My Christopher always tells me not to dwell on the negative, to focus on the good instead. He especially emphasized this when he asked if I was okay and what I was thinking. He got an "ok" and that I was hoping that the Portland Fire & Rescue would not recover the body because it would be bloated and perhaps damaged by river creatures and I didn't want my other son to have to identify it. I don't think he was expecting THAT. Truth is, I was thinking about that a lot. I went back and forth between that and dreading having the Willamette River be my boy's final resting place and hoping that it was a quick, painless death rather than prolonged.
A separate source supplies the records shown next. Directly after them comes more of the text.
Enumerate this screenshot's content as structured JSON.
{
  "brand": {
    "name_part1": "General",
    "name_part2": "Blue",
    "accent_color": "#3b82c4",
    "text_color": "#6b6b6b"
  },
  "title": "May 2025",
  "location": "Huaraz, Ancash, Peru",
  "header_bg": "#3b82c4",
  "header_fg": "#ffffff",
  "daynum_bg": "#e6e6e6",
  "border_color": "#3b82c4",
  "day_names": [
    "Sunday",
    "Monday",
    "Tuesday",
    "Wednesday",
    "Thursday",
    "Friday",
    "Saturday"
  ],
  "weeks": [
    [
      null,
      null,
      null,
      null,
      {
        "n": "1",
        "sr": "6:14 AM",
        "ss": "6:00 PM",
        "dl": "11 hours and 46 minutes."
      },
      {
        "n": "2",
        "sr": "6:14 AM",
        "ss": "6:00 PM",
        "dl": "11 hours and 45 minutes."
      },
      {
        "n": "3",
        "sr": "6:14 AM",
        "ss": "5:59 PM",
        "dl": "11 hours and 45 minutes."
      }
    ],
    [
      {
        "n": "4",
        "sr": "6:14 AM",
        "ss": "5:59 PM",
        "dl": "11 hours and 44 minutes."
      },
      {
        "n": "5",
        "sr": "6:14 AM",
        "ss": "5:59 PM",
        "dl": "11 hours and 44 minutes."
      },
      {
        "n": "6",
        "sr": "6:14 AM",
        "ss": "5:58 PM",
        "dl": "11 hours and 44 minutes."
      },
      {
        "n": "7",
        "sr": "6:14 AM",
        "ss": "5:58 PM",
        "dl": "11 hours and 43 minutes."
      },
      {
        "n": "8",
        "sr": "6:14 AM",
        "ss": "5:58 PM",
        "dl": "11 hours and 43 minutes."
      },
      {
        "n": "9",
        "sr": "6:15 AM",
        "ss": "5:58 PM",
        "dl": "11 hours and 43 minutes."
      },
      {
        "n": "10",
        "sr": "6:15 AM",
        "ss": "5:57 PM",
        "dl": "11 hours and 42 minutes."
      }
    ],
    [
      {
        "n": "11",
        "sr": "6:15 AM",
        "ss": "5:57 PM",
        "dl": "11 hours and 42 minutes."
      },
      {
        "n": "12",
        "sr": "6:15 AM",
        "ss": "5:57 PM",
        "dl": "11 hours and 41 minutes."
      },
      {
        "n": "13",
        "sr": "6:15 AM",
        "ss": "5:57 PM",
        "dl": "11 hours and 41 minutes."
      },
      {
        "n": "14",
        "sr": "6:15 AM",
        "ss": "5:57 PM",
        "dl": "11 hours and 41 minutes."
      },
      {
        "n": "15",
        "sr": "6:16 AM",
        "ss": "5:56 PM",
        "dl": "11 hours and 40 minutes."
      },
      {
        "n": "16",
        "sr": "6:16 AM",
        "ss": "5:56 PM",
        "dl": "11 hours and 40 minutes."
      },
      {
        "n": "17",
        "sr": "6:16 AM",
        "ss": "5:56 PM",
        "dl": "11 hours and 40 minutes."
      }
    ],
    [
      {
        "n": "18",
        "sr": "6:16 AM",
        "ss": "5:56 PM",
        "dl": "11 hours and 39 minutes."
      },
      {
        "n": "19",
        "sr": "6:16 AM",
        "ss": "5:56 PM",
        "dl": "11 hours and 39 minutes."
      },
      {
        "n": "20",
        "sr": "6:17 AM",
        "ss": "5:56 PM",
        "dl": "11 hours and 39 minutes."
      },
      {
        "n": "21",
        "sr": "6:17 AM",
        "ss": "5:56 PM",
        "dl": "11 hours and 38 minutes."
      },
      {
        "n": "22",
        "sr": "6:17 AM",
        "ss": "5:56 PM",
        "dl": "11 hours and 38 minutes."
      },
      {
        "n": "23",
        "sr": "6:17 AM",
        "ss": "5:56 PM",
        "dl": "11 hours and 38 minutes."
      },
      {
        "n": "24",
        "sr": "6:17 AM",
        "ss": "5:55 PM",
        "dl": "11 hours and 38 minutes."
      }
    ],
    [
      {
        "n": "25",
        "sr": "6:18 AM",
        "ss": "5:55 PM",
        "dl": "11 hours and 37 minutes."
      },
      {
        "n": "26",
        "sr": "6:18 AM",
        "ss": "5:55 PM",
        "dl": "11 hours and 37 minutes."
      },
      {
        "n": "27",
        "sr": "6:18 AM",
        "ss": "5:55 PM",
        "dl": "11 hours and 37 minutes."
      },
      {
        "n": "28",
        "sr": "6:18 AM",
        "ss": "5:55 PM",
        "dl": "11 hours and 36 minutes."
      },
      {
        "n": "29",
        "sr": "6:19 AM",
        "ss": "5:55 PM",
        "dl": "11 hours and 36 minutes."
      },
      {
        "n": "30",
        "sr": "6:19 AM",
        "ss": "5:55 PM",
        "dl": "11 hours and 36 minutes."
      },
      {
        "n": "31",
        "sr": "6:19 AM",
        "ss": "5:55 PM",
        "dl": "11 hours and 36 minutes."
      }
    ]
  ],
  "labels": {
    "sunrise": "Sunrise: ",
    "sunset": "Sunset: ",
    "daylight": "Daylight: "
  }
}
Conflicting reports state the body has not been recovered while others state it has. My other son hasn't let me know which is true. My mind was a dark place Saturday (and now) so I had to stay numb or lose my mind.

I did take Chris's advice and decided to focus on the positive before going to bed. I know he had an amazing high school experience and a great senior year. He got to have the American dream his mother immigrated here for. At one point he wanted to be an FBI or CIA operative and I have no doubt he would have been an amazing one. He was set to start his next chapter as he was already enrolled in college and had a job lined up. He was in a very positive place.

I've been reading books by psychic medium Echo Bodine about the death process which have really helped with this particular event. Echo talks about why the soul is here on earth and what happens when its time is up. She calls death "graduation" because at the time of death the soul has completed the time it needed to learn the lessons it had to learn in this incarnation. She also advices that if we are open, the souls of our departed will visit us in our sleep. I had such a visitation last night.

It started with whatever dream I was actively in when my son made his visitation. I keep thinking he was dream bombing, just like photo bombing. I was conscious of being pulled away from the dream by the awareness of a presence. I can't even remember what I was dreaming but I remember the awareness and the pull of a presence. I also remember knowing that it was to my left and I wonder if the side of the body has any significance. I turned my head first to see him standing there wearing the same clothes and in the same stance as in the picture everyone is using for their memorials. I felt the same aloofness he shows in the picture. That sense of "whatever" and self absorption he always had. I remember smiling and calling him to ask him to come over. There was no response but I got a sense of knowing that he is ok and that he is fine with both his death and the manner in which he died. I turned my whole body with the intention of walking to him but that's when my toy Malti-poo, Zoe, jumped off the bed and I was jolted awake knowing that means she won't go potty outside if not accompanied. Between Zoe and my son they knew that what I got would be enough and that, perhaps, he just isn't ready to give me more. After letting Zoe potty and going back to bed, I did invite him to come back again. I let him know that is something I am both open to and I would welcome it.

I also wondered what lesson there is here for those of us touched by his death. Everyone will take a different lesson but I think mine goes right back to preparing children for the adversities of life. It's in the reality that this group of young adults went to the river ill prepared for the realities of swimming in such a body of water. They didn't think about the depth of the river, didn't consider the current and didn't bring the tools they needed to adequately play in the river. They forgot to honor that Mother Nature is much, much mightier and that we are but lowly mortals operating within a much mightier universe. They brought youth, carefree attitudes and a belief that they would live forever. Yet all of their lives are irreversibly altered because of this event.

So, while countless adolescents will continue to roll their eyes at me and some will tell me to "fuck off" or call me a "bitch", I am doing what I have been called to do. My soul's charge in this incarnation is to help young men and women acquire the tools they need to "swim" in the mighty river of life.